La solidaridad entre los trabajadores y la presión ejercida a través de movilizaciones fueron los dos ejes de la estrategia sindical que —a juicio de los líderes sindicales que intervinieron en los mítines de la manifestación del Primero de Mayo en Madrid— es necesario seguir para conseguir una política coherente de empleo y para evitar que los efectos de la crisis recaigan exclusivamente sobre los trabajadores.

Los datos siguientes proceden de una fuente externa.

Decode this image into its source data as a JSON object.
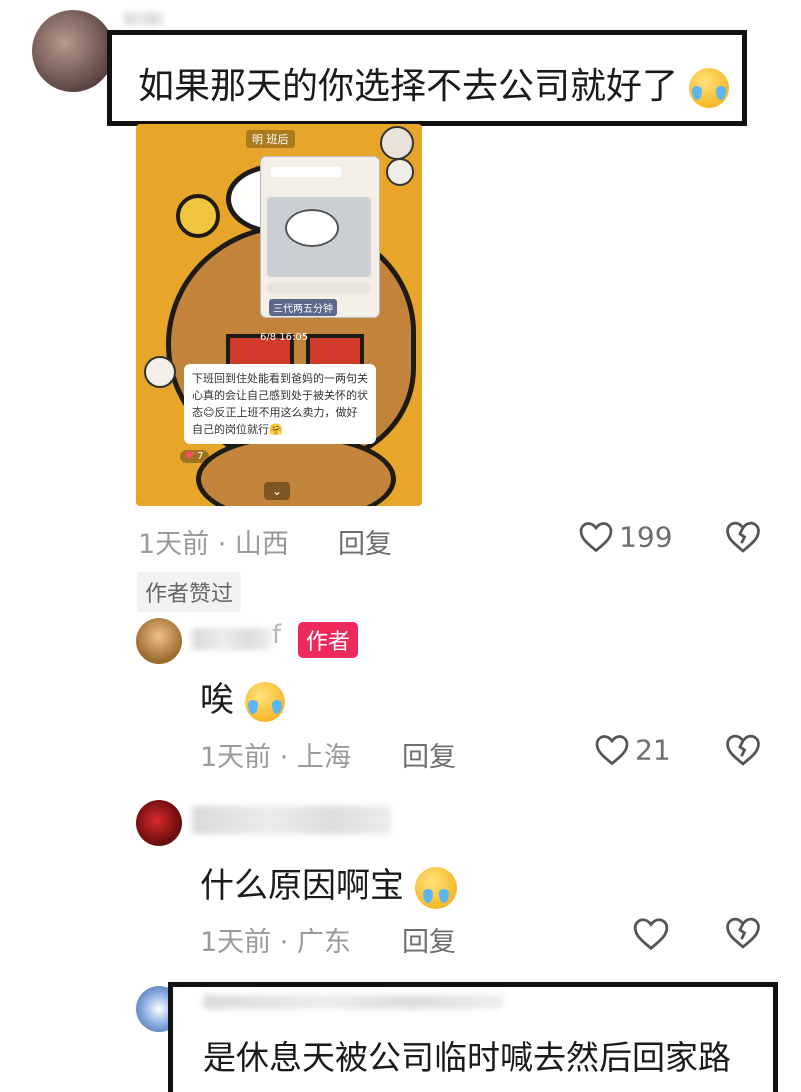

Marcelino Camacho, secretario general de CC OO basó su discurso en la unidad sindical, que califico de "absolutamente necesaria para conseguir las reivindicaciones de la clase trabajadora". Más adelante hizo llamamientos a UGT para conseguir la auténtica unidad frente a la patronal, de modo que se defiendan las peticiones de los obreros y no se pierdan ninguna de las conquistas de los últimos años. Fijó como objetivos a medio plazo para la lucha sindical conseguir 35 horas de trabajo semanal, y la jubilación a los 60 años.

Con referencia al proceso del 23-F, recordó que se juzga a sediciosos por un delito de rebelión militar "a los que hay que aplicar la ley, toda la ley".

Nicolás Redondo, secretario general de UGT, que no hizo referencia a la unidad sindical, se refirió al paro como el principal problema y planteó la necesidad, "que es obligación para partidos políticos y centrales sindicales", de ofrecer ilusión y cambio. "Este país", dijo, "está harto de sufrir una situación de injusticia y quiere el cambio". Expresó su confianza en un próximo Gobierno progresista que dé al país las alternativas que éste necesita.

El secretario general de CC OO de Madrid, Fidel Alonso, en un discurso duro y radical, consideró imprescindibles las movilizaciones de masas —"que desemboquen en una huelga general, si es preciso"— para obligar al Gobierno a dar soluciones al problema del desempleo y atajar la larga cadena de crisis empresariales.

Benjamín Castro, secretario general de UGT-Madrid, fue el único que recogió división de opiniones (aplausos y silbidos y gritos de reprobación) al referirse críticamente a la situación en Polonia. Un representante de Solidaridad estuvo presente en la tribuna.